Crispy Boneless Chicken Wings (Printer-Friendly)

Crispy, tender boneless chicken wings seasoned and coated for a crunchy, flavorful bite with your favorite sauces.

# What You'll Need:

→ Chicken

01 - 1 pound boneless, skinless chicken breasts, cut into bite-sized pieces

→ Marinade

02 - 1 cup buttermilk
03 - 1 teaspoon garlic powder
04 - 1 teaspoon onion powder
05 - 1 teaspoon paprika
06 - 1 teaspoon salt
07 - 1/2 teaspoon black pepper

→ Coating

08 - 1 cup all-purpose flour
09 - 2 large eggs, beaten
10 - 2 cups crushed plain cornflakes

→ Frying

11 - Vegetable oil, for deep frying (enough to fill skillet 3 inches deep)

# Steps to Follow:

01 - Combine chicken pieces, buttermilk, garlic powder, onion powder, paprika, salt, and black pepper in a bowl. Cover and refrigerate for 30 minutes to 4 hours.
02 - Place flour in a shallow bowl, beat eggs in a second bowl, and crush cornflakes into small pieces in a third bowl.
03 - Remove chicken from marinade.
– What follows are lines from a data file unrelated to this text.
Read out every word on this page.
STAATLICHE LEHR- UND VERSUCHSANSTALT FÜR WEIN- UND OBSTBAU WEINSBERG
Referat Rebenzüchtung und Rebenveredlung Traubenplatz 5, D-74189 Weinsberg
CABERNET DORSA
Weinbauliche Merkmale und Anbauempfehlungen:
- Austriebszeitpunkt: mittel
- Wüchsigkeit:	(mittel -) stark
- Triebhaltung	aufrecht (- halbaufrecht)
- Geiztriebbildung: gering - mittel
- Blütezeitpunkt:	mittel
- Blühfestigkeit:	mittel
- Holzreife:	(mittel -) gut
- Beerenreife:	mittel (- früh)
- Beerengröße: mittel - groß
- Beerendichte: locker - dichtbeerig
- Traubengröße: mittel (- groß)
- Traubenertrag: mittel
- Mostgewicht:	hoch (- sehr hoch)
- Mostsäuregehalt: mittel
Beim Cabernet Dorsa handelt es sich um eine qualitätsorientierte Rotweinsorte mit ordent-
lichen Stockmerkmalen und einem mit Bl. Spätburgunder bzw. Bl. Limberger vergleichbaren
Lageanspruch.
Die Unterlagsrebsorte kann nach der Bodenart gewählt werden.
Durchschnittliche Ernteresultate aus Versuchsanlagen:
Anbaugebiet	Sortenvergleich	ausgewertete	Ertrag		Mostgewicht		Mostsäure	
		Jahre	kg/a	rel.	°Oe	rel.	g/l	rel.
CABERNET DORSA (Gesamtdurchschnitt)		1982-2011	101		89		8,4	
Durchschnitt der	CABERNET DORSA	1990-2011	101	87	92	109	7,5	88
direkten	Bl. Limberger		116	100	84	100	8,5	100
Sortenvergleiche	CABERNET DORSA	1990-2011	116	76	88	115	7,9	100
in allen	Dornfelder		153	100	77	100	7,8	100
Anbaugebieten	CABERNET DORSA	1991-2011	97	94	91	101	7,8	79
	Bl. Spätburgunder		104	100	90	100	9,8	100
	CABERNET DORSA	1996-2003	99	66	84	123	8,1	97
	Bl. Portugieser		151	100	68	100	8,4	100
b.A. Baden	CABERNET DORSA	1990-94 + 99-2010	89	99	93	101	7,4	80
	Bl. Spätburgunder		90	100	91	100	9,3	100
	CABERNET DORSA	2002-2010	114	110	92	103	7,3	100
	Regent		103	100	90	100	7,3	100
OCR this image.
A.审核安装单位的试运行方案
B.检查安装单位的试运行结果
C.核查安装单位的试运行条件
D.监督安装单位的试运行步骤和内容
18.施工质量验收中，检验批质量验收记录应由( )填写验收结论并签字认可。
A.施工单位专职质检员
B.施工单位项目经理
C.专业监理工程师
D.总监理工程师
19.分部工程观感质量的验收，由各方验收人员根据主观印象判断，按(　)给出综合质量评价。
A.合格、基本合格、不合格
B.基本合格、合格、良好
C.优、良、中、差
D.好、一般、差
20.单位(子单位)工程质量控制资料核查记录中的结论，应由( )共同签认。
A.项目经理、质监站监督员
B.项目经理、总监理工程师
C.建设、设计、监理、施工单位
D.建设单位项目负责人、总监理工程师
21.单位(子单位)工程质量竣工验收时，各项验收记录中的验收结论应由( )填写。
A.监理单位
Dredge each piece in flour, dip in beaten eggs, then coat with crushed cornflakes, pressing lightly to adhere.
04 - Heat vegetable oil in a deep skillet or fryer to 350°F (177°C), ensuring at least 3 inches depth.
05 - Fry coated chicken in batches for 3-4 minutes per side until golden brown and internal temperature reaches 165°F (74°C).
06 - Remove chicken pieces and drain on paper towels to remove excess oil.
07 - Toss wings in your preferred sauce and serve immediately with ranch or blue cheese dressing, celery and carrot sticks, and fries if desired.

# Extra Suggestions:

01 - Marinating tenderizes the chicken and infuses flavor. Do not skip this step.
02 - To keep batches warm during frying, place cooked wings in a 200°F oven.
03 - Leftovers can be stored in the refrigerator for up to 4 days or frozen for up to 3 months.